Tuesday, June 5, 2012

Choose STRONGER!

I don't really have the words to describe how I feel...

A few weeks ago I told Gary my whole body hurt, even my toenails.  I didn't know I could hurt that bad or that hard but I was wrong!  Oh how I wish it wasn't so but the truth is this pain is indescribable!  I wouldn't wish this on my worst enemy.  I know this too shall pass but living and walking through it will definitely either make you stronger or weaker.  I choose STRONGER!!!  I choose stronger because I can hear my dad loud and clear saying, "What are you crying around for, kid?  Life's not fair!  Nobody said this was going to be easy.  Nothing stays the same forever and you don't get out of this world alive.  So suck it up buttercup and be thankful for all that you've got!".  Then he'd give me a hug, you know the kind of hug where you know every thing's going to be alright.  At that point I knew I'd have to put a smile on my face and make the most of whatever situation I was dealing with.  There's just something about a dad and his daughter!  He always made me feel safe, secure, loved, encouraged, challenged,  and motivated just to name a few.  I can't even begin to explain the comfort he gave me.  My dad was in tune to what was going on and knew just what to do to help me through.  We had a connection like no other.

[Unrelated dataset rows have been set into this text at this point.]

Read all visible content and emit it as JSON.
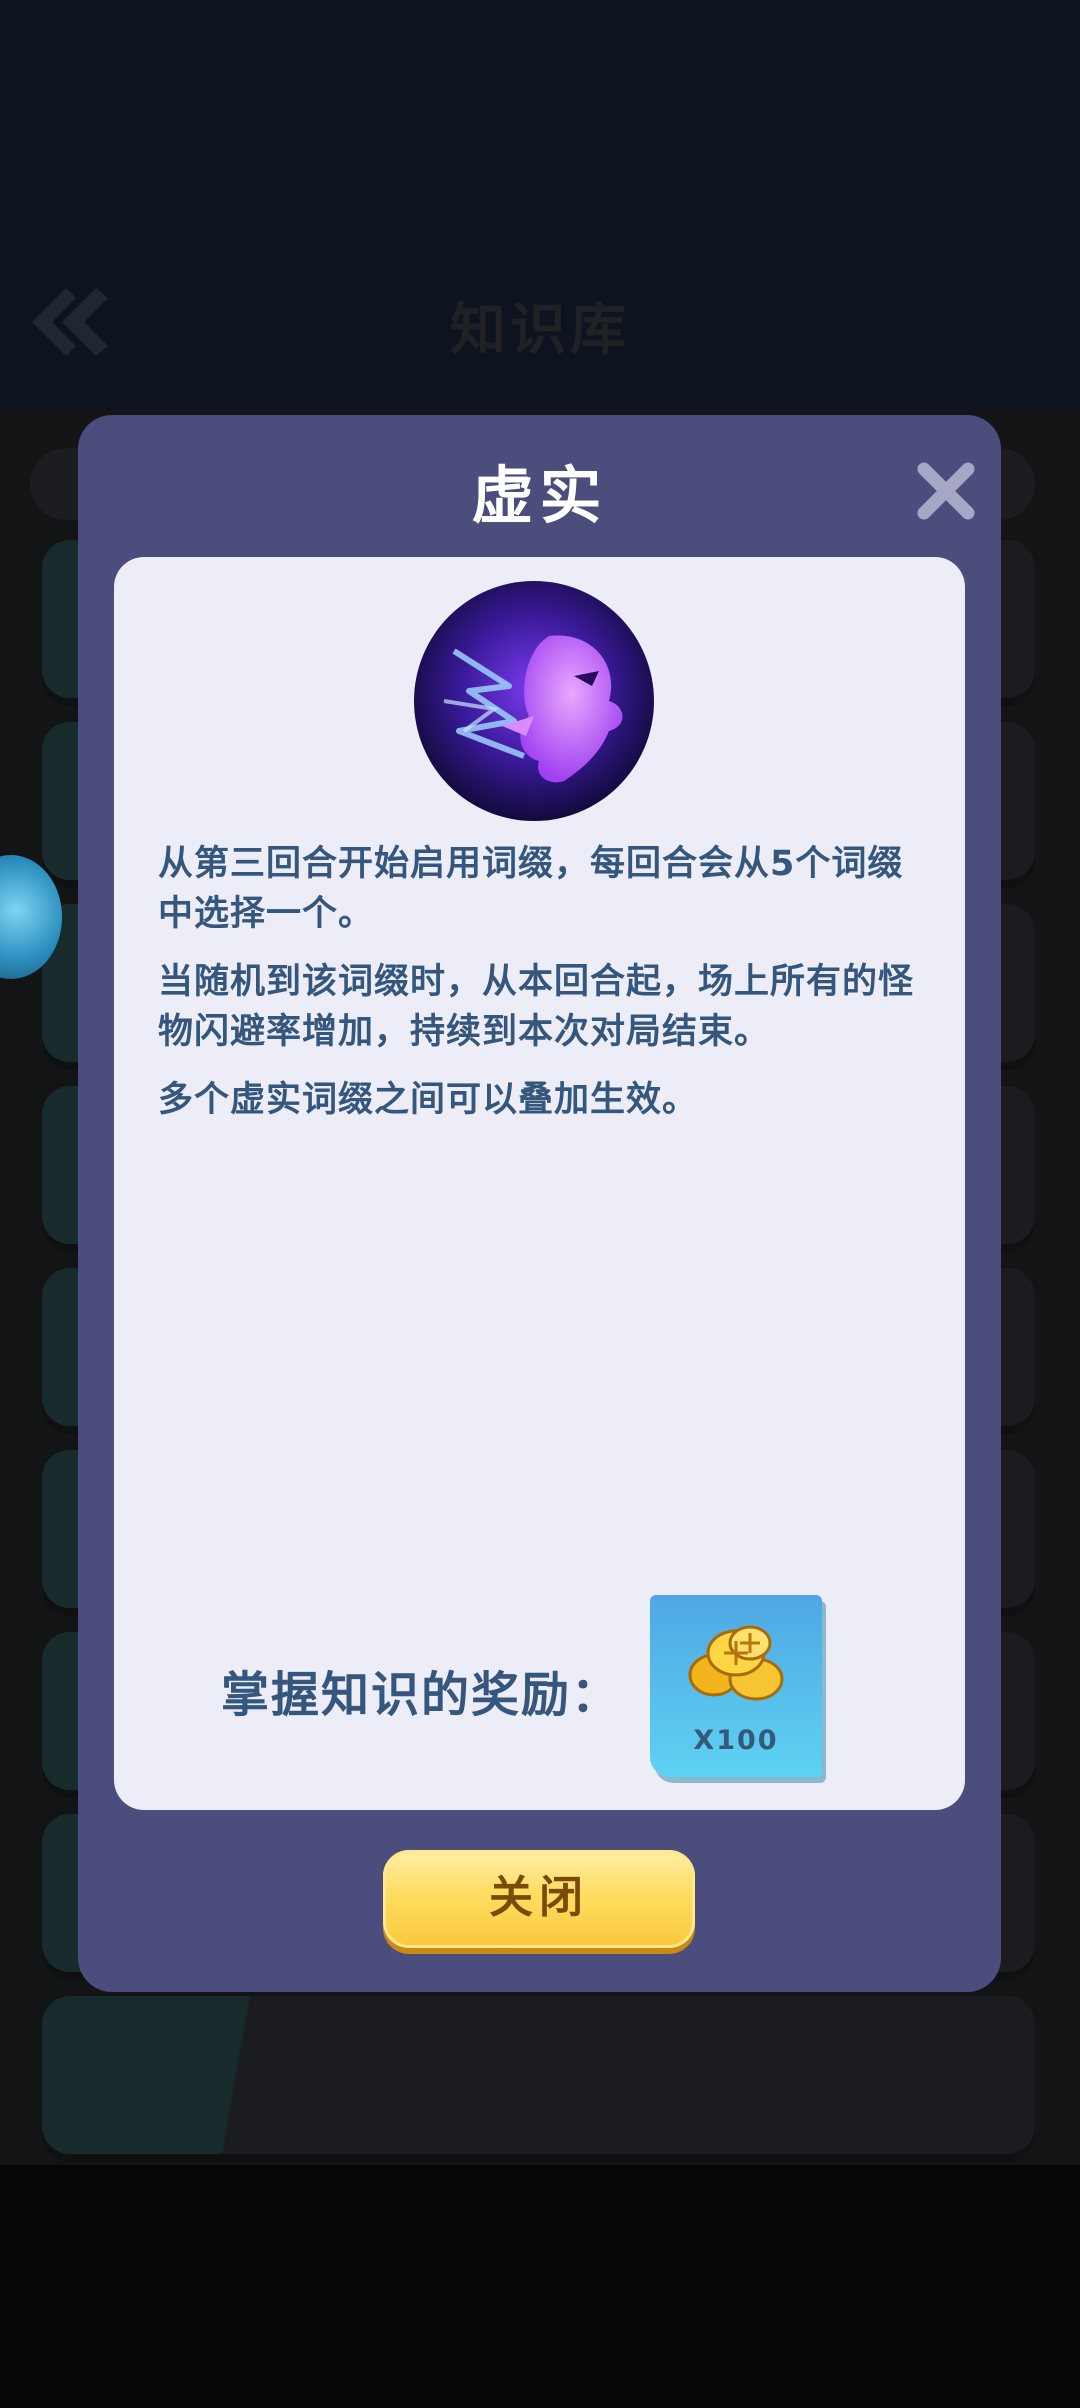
{
  "background": {
    "title": "知识库"
  },
  "modal": {
    "title": "虚实",
    "description": [
      "从第三回合开始启用词缀，每回合会从5个词缀中选择一个。",
      "当随机到该词缀时，从本回合起，场上所有的怪物闪避率增加，持续到本次对局结束。",
      "多个虚实词缀之间可以叠加生效。"
    ],
    "reward_label": "掌握知识的奖励：",
    "reward_quantity": "X100",
    "reward_icon": "gold-coins-icon",
    "close_button_label": "关闭"
  },
  "colors": {
    "modal_bg": "#4b4d7d",
    "card_bg": "#ecedf7",
    "text": "#35567d",
    "button_yellow": "#ffdd62",
    "reward_tile": "#5ed2f2"
  }
}
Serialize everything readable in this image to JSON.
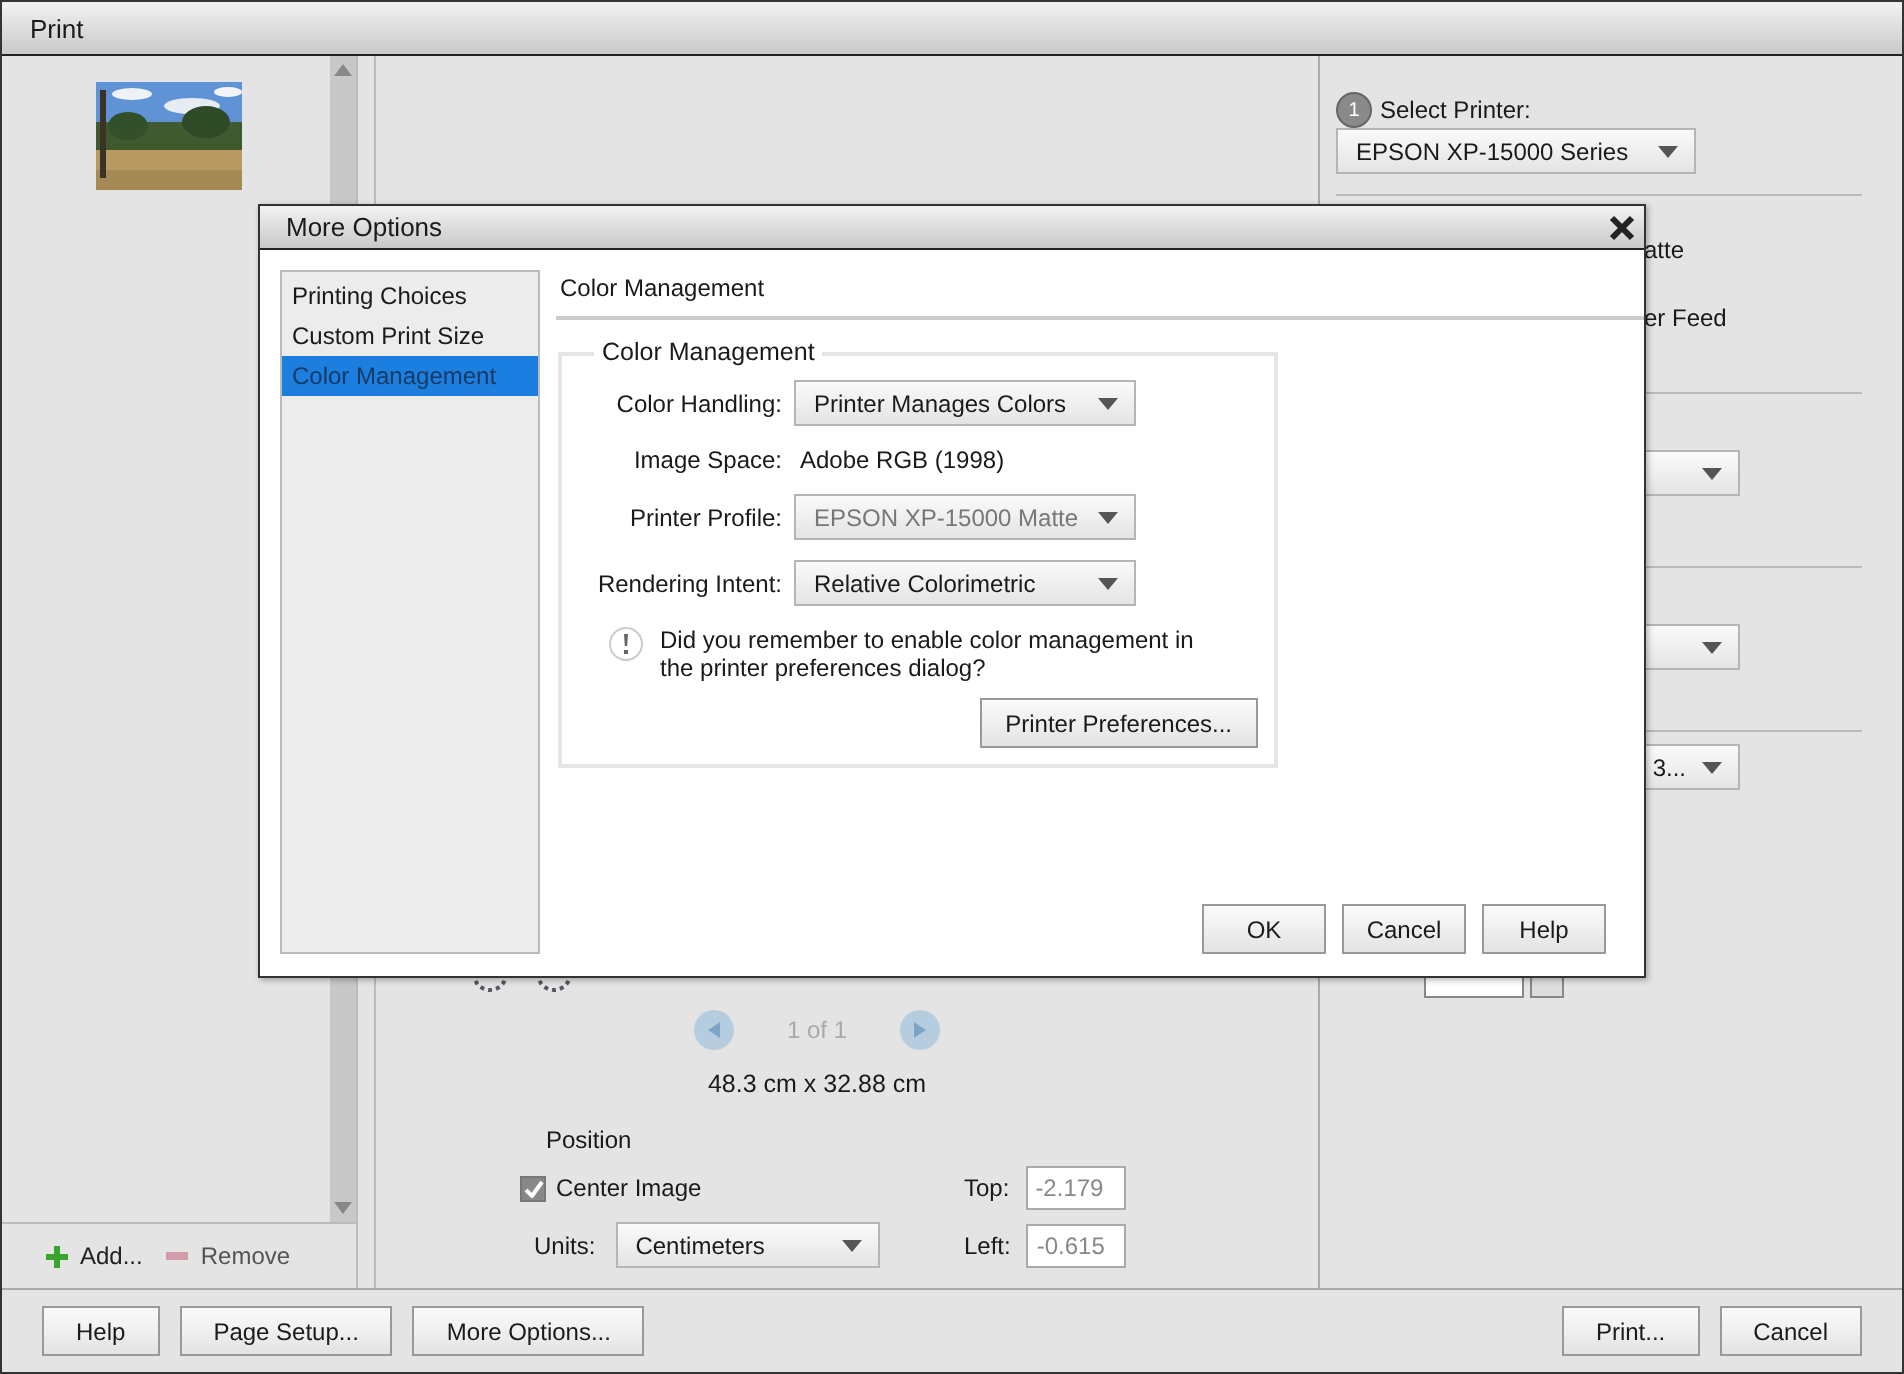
{
  "window": {
    "title": "Print"
  },
  "thumbnails": [
    {
      "kind": "picture"
    }
  ],
  "list_actions": {
    "add": "Add...",
    "remove": "Remove"
  },
  "preview": {
    "pager": {
      "text": "1 of 1",
      "disabled": true
    },
    "size": "48.3 cm x 32.88 cm"
  },
  "position": {
    "title": "Position",
    "center_image": {
      "label": "Center Image",
      "checked": true
    },
    "top_label": "Top:",
    "top": {
      "value": "-2.179",
      "disabled": true
    },
    "units_label": "Units:",
    "units": "Centimeters",
    "left_label": "Left:",
    "left": {
      "value": "-0.615",
      "disabled": true
    }
  },
  "printer_panel": {
    "step": "1",
    "select_printer_label": "Select Printer:",
    "printer": "EPSON XP-15000 Series",
    "partial_texts": [
      "atte",
      "er Feed"
    ],
    "size_dropdown": "3..."
  },
  "bottom_buttons_left": [
    "Help",
    "Page Setup...",
    "More Options..."
  ],
  "bottom_buttons_right": [
    "Print...",
    "Cancel"
  ],
  "dialog": {
    "title": "More Options",
    "categories": [
      {
        "label": "Printing Choices",
        "selected": false
      },
      {
        "label": "Custom Print Size",
        "selected": false
      },
      {
        "label": "Color Management",
        "selected": true
      }
    ],
    "heading": "Color Management",
    "group_title": "Color Management",
    "fields": [
      {
        "label": "Color Handling:",
        "kind": "dropdown",
        "value": "Printer Manages Colors",
        "disabled": false
      },
      {
        "label": "Image Space:",
        "kind": "text",
        "value": "Adobe RGB (1998)"
      },
      {
        "label": "Printer Profile:",
        "kind": "dropdown",
        "value": "EPSON XP-15000 Matte",
        "disabled": true
      },
      {
        "label": "Rendering Intent:",
        "kind": "dropdown",
        "value": "Relative Colorimetric",
        "disabled": false
      }
    ],
    "notice": "Did you remember to enable color management in the printer preferences dialog?",
    "preferences_button": "Printer Preferences...",
    "buttons": [
      "OK",
      "Cancel",
      "Help"
    ]
  }
}
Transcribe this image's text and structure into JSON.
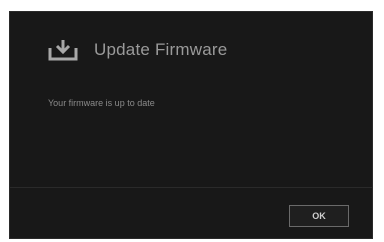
{
  "dialog": {
    "title": "Update Firmware",
    "title_icon": "download-tray-icon",
    "message": "Your firmware is up to date",
    "ok_label": "OK"
  },
  "colors": {
    "dialog_background": "#181818",
    "title_text": "#9a9a9a",
    "message_text": "#8a8a8a",
    "button_border": "#6a6a6a"
  }
}
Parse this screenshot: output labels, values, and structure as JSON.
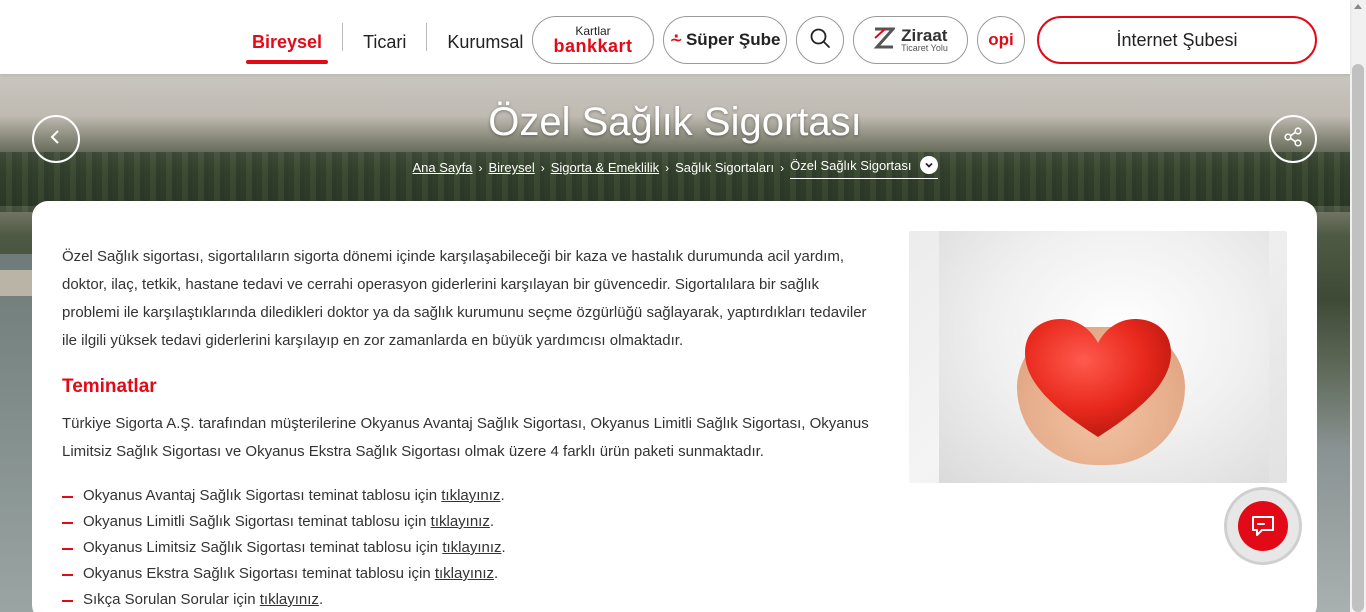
{
  "header": {
    "nav": [
      {
        "label": "Bireysel",
        "active": true
      },
      {
        "label": "Ticari",
        "active": false
      },
      {
        "label": "Kurumsal",
        "active": false
      }
    ],
    "bankkart_small": "Kartlar",
    "bankkart_brand": "bankkart",
    "super_sube": "Süper Şube",
    "ziraat_name": "Ziraat",
    "ziraat_sub": "Ticaret Yolu",
    "opi_label": "opi",
    "internet_subesi": "İnternet Şubesi",
    "accent_color": "#e30a17"
  },
  "hero": {
    "title": "Özel Sağlık Sigortası",
    "breadcrumb": [
      "Ana Sayfa",
      "Bireysel",
      "Sigorta & Emeklilik",
      "Sağlık Sigortaları",
      "Özel Sağlık Sigortası"
    ]
  },
  "content": {
    "intro": "Özel Sağlık sigortası, sigortalıların sigorta dönemi içinde karşılaşabileceği bir kaza ve hastalık durumunda acil yardım, doktor, ilaç, tetkik, hastane tedavi ve cerrahi operasyon giderlerini karşılayan bir güvencedir. Sigortalılara bir sağlık problemi ile karşılaştıklarında diledikleri doktor ya da sağlık kurumunu seçme özgürlüğü sağlayarak, yaptırdıkları tedaviler ile ilgili yüksek tedavi giderlerini karşılayıp en zor zamanlarda en büyük yardımcısı olmaktadır.",
    "section_title": "Teminatlar",
    "para2": "Türkiye Sigorta A.Ş. tarafından müşterilerine Okyanus Avantaj Sağlık Sigortası, Okyanus Limitli Sağlık Sigortası, Okyanus Limitsiz Sağlık Sigortası ve Okyanus Ekstra Sağlık Sigortası olmak üzere 4 farklı ürün paketi sunmaktadır.",
    "list": [
      {
        "text": "Okyanus Avantaj Sağlık Sigortası teminat tablosu için ",
        "link": "tıklayınız",
        "end": "."
      },
      {
        "text": "Okyanus Limitli Sağlık Sigortası teminat tablosu için ",
        "link": "tıklayınız",
        "end": "."
      },
      {
        "text": "Okyanus Limitsiz Sağlık Sigortası teminat tablosu için ",
        "link": "tıklayınız",
        "end": "."
      },
      {
        "text": "Okyanus Ekstra Sağlık Sigortası teminat tablosu için ",
        "link": "tıklayınız",
        "end": "."
      },
      {
        "text": "Sıkça Sorulan Sorular için ",
        "link": "tıklayınız",
        "end": "."
      }
    ]
  }
}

After he had his heart attack, almost 3 years ago, I began to realize just how in tune dad was to me.  I understood just how much he loved and cared about me and my boys, not like I ever doubted his love for me.   But you just don't always understand what you have until it's compromised or gone.  I'm thankful that dad was compromised before he was gone.  I really believe these last few years really prepared me and my mom for a life without him physically here.  And I say physically here because he's still here...I can still feel his presence!  I'm so very thankful that I can feel him.  It's funny, the things that you're thankful for change.  The things that I used to be thankful for and that I thought were so very important are so little.  I mean little like a speck of sand on the beach.  Things that matter now are the real things in life.  I've never lost anyone close to me and so this is all so very raw.  I remember dad telling me too many times to remember that people are born everyday and people die everyday and still life goes on and the world keeps turning.  At times I thought how cold and other times I thought that's so true.  So I will choose STRONGER!  I will remember and talk about my dad as much as I can and most certainly I will teach my boys just as my dad wanted me to!  So when in doubt always go with your gut and choose STRONGER!!!